Je découvre votre blog ! Toujours aussi interventionnistes les éleveurs ? Ils ne peuvent pas laisser leurs animaux exercer leur intelligence juste en les surveillant du coin de l’œil ? Ça me rappelle mon père qui énervait et inquiétait ses juments en transportant son lit dans leur écurie quelques nuits avant la mise-bas ! Ces pauvres bêtes se demandaient ce qu'il se passait pour subir un tel traitement. Joyeux Noël :)
Fourrure :
Ouhlala que vous jugez vite. Elle intervient environ une ou deux fois par an. Elle sait quand s'inquiéter et quand laisser faire. Elle m'a laissé dire de laisser faire. Ce n'est vraiment pas la définition d'interventionniste !
Très joli récit, j'ai beaucoup aimé :-)
Je me souviens de trois 24 décembre, 3 années de suite ou j'ai du consulter en urgence pour mes loulous, 2 fois des abcès que je n'avais pas vu avant et une fois pour une angine, que je n'avais pas vu non plus....
Cette année tout le monde va bien, je m'occupe plutôt des humains à l'hôpital...... En vous lisant je me voyais hier soir hurler à tue - tête chez un patient qui est sourd comme un pot et qui comprenait juste le contraire de ce que je disais..... C'était comique :-)
Joyeux Noël au véto de garde :-)
Joyeux Noël, Fourrure !
J'ai consulté hier soir pour une toutoune qui a commencé à vomir vers 15 heure jusque 19 heure. L'eau bu fut vomi ensuite.

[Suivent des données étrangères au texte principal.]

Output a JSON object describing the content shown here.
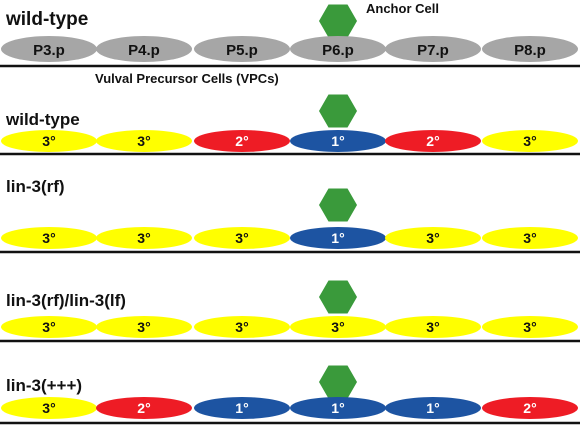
{
  "colors": {
    "gray": "#a6a6a6",
    "yellow": "#ffff00",
    "red": "#ee1c25",
    "blue": "#1d54a2",
    "anchor": "#3a9a3b",
    "line": "#111111"
  },
  "labels": {
    "anchor_cell": "Anchor Cell",
    "vpc": "Vulval Precursor Cells (VPCs)"
  },
  "rows": [
    {
      "title": "wild-type",
      "cells": [
        {
          "label": "P3.p",
          "color": "gray"
        },
        {
          "label": "P4.p",
          "color": "gray"
        },
        {
          "label": "P5.p",
          "color": "gray"
        },
        {
          "label": "P6.p",
          "color": "gray"
        },
        {
          "label": "P7.p",
          "color": "gray"
        },
        {
          "label": "P8.p",
          "color": "gray"
        }
      ]
    },
    {
      "title": "wild-type",
      "cells": [
        {
          "label": "3°",
          "color": "yellow"
        },
        {
          "label": "3°",
          "color": "yellow"
        },
        {
          "label": "2°",
          "color": "red"
        },
        {
          "label": "1°",
          "color": "blue"
        },
        {
          "label": "2°",
          "color": "red"
        },
        {
          "label": "3°",
          "color": "yellow"
        }
      ]
    },
    {
      "title": "lin-3(rf)",
      "cells": [
        {
          "label": "3°",
          "color": "yellow"
        },
        {
          "label": "3°",
          "color": "yellow"
        },
        {
          "label": "3°",
          "color": "yellow"
        },
        {
          "label": "1°",
          "color": "blue"
        },
        {
          "label": "3°",
          "color": "yellow"
        },
        {
          "label": "3°",
          "color": "yellow"
        }
      ]
    },
    {
      "title": "lin-3(rf)/lin-3(lf)",
      "cells": [
        {
          "label": "3°",
          "color": "yellow"
        },
        {
          "label": "3°",
          "color": "yellow"
        },
        {
          "label": "3°",
          "color": "yellow"
        },
        {
          "label": "3°",
          "color": "yellow"
        },
        {
          "label": "3°",
          "color": "yellow"
        },
        {
          "label": "3°",
          "color": "yellow"
        }
      ]
    },
    {
      "title": "lin-3(+++)",
      "cells": [
        {
          "label": "3°",
          "color": "yellow"
        },
        {
          "label": "2°",
          "color": "red"
        },
        {
          "label": "1°",
          "color": "blue"
        },
        {
          "label": "1°",
          "color": "blue"
        },
        {
          "label": "1°",
          "color": "blue"
        },
        {
          "label": "2°",
          "color": "red"
        }
      ]
    }
  ]
}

Diagnose une gastrite qui bien sûr à commencer le 24.
Bonne soirée
Et, en plus, de garde à Noël, vous
trouvez le,temps d'écrire un billet
pour tous ceux et celles qui suivent régulièrement votre blog et
pensent à vous ! Chapeau, et merci.
Il y a beaucoup de gens bien sur cette Terre, mais ils ne font que
très rarement la une des médias !
Bonne Année 2017 !!
Qu'il est rassurant de savoir que l'on peut compter sur des professionnels comme vous ... merci de votre compréhension et votre disponibilité
J'adore Fourrure et vous lis toujours avec plaisir et émotion
Bonne année 2017
Bonsoir,
Il n'y a que moi que ça fait sourire d'imaginer Fourrure en train d'accoucher une vierge au fond d'une étable un 24 décembre ?
Je dois avoir l'esprit tordu...
Merci pour ce blog au passage. De bons moments de lecture et beaucoup de choses apprises.

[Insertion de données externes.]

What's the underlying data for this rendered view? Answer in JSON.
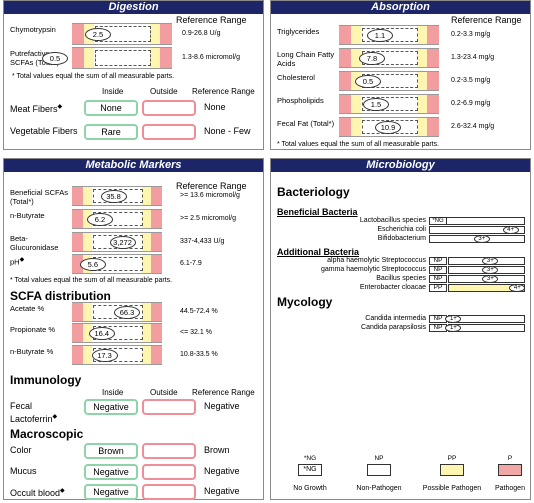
{
  "digestion": {
    "title": "Digestion",
    "reference_header": "Reference Range",
    "tests": [
      {
        "label": "Chymotrypsin",
        "value": "2.5",
        "range": "0.9-26.8 U/g"
      },
      {
        "label": "Putrefactive SCFAs (Total*)",
        "value": "0.5",
        "range": "1.3-8.6 micromol/g"
      }
    ],
    "note": "* Total values equal the sum of all measurable parts.",
    "qualitative": {
      "headers": [
        "Inside",
        "Outside",
        "Reference Range"
      ],
      "rows": [
        {
          "label": "Meat Fibers",
          "flag": "◆",
          "result": "None",
          "range": "None"
        },
        {
          "label": "Vegetable Fibers",
          "result": "Rare",
          "range": "None - Few"
        }
      ]
    }
  },
  "absorption": {
    "title": "Absorption",
    "reference_header": "Reference Range",
    "tests": [
      {
        "label": "Triglycerides",
        "value": "1.1",
        "range": "0.2-3.3 mg/g"
      },
      {
        "label": "Long Chain Fatty Acids",
        "value": "7.8",
        "range": "1.3-23.4 mg/g"
      },
      {
        "label": "Cholesterol",
        "value": "0.5",
        "range": "0.2-3.5 mg/g"
      },
      {
        "label": "Phospholipids",
        "value": "1.5",
        "range": "0.2-6.9 mg/g"
      },
      {
        "label": "Fecal Fat (Total*)",
        "value": "10.9",
        "range": "2.6-32.4 mg/g"
      }
    ],
    "note": "* Total values equal the sum of all measurable parts."
  },
  "metabolic": {
    "title": "Metabolic Markers",
    "reference_header": "Reference Range",
    "tests": [
      {
        "label": "Beneficial SCFAs (Total*)",
        "value": "35.8",
        "range": ">= 13.6 micromol/g"
      },
      {
        "label": "n-Butyrate",
        "value": "6.2",
        "range": ">= 2.5 micromol/g"
      },
      {
        "label": "Beta-Glucuronidase",
        "value": "3,272",
        "range": "337-4,433 U/g"
      },
      {
        "label": "pH",
        "flag": "◆",
        "value": "5.6",
        "range": "6.1-7.9"
      }
    ],
    "note": "* Total values equal the sum of all measurable parts.",
    "scfa": {
      "heading": "SCFA distribution",
      "tests": [
        {
          "label": "Acetate %",
          "value": "66.3",
          "range": "44.5-72.4 %"
        },
        {
          "label": "Propionate  %",
          "value": "16.4",
          "range": "<= 32.1 %"
        },
        {
          "label": "n-Butyrate  %",
          "value": "17.3",
          "range": "10.8-33.5 %"
        }
      ]
    },
    "immunology": {
      "heading": "Immunology",
      "headers": [
        "Inside",
        "Outside",
        "Reference Range"
      ],
      "rows": [
        {
          "label": "Fecal Lactoferrin",
          "flag": "◆",
          "result": "Negative",
          "range": "Negative"
        }
      ]
    },
    "macroscopic": {
      "heading": "Macroscopic",
      "rows": [
        {
          "label": "Color",
          "result": "Brown",
          "range": "Brown"
        },
        {
          "label": "Mucus",
          "result": "Negative",
          "range": "Negative"
        },
        {
          "label": "Occult blood",
          "flag": "◆",
          "result": "Negative",
          "range": "Negative"
        }
      ]
    }
  },
  "microbiology": {
    "title": "Microbiology",
    "bacteriology": {
      "heading": "Bacteriology",
      "beneficial": {
        "heading": "Beneficial Bacteria",
        "rows": [
          {
            "name": "Lactobacillus species",
            "result": "*NG"
          },
          {
            "name": "Escherichia coli",
            "result": "4+"
          },
          {
            "name": "Bifidobacterium",
            "result": "3+"
          }
        ]
      },
      "additional": {
        "heading": "Additional Bacteria",
        "rows": [
          {
            "name": "alpha haemolytic Streptococcus",
            "class": "NP",
            "result": "3+"
          },
          {
            "name": "gamma haemolytic Streptococcus",
            "class": "NP",
            "result": "3+"
          },
          {
            "name": "Bacillus species",
            "class": "NP",
            "result": "3+"
          },
          {
            "name": "Enterobacter cloacae",
            "class": "PP",
            "result": "4+"
          }
        ]
      }
    },
    "mycology": {
      "heading": "Mycology",
      "rows": [
        {
          "name": "Candida intermedia",
          "class": "NP",
          "result": "1+"
        },
        {
          "name": "Candida parapsilosis",
          "class": "NP",
          "result": "1+"
        }
      ]
    },
    "legend": [
      {
        "code": "*NG",
        "sample": "*NG",
        "label": "No Growth"
      },
      {
        "code": "NP",
        "label": "Non-Pathogen"
      },
      {
        "code": "PP",
        "label": "Possible Pathogen"
      },
      {
        "code": "P",
        "label": "Pathogen"
      }
    ]
  }
}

Billets toujours aussi agréables à lire. J'imagine que vous n'avez pas fait la garde du 31, c'est bien dommage pour nous !
Bonjour docteur et merci
Moi aussi j'ai beaucoup ri pour le coup de la vierge dans l'étable ^^
Sachant qu'il y avait probablement un bœuf et un âne dans les parages.
Elle a fait comment son pneumothorax, Christine?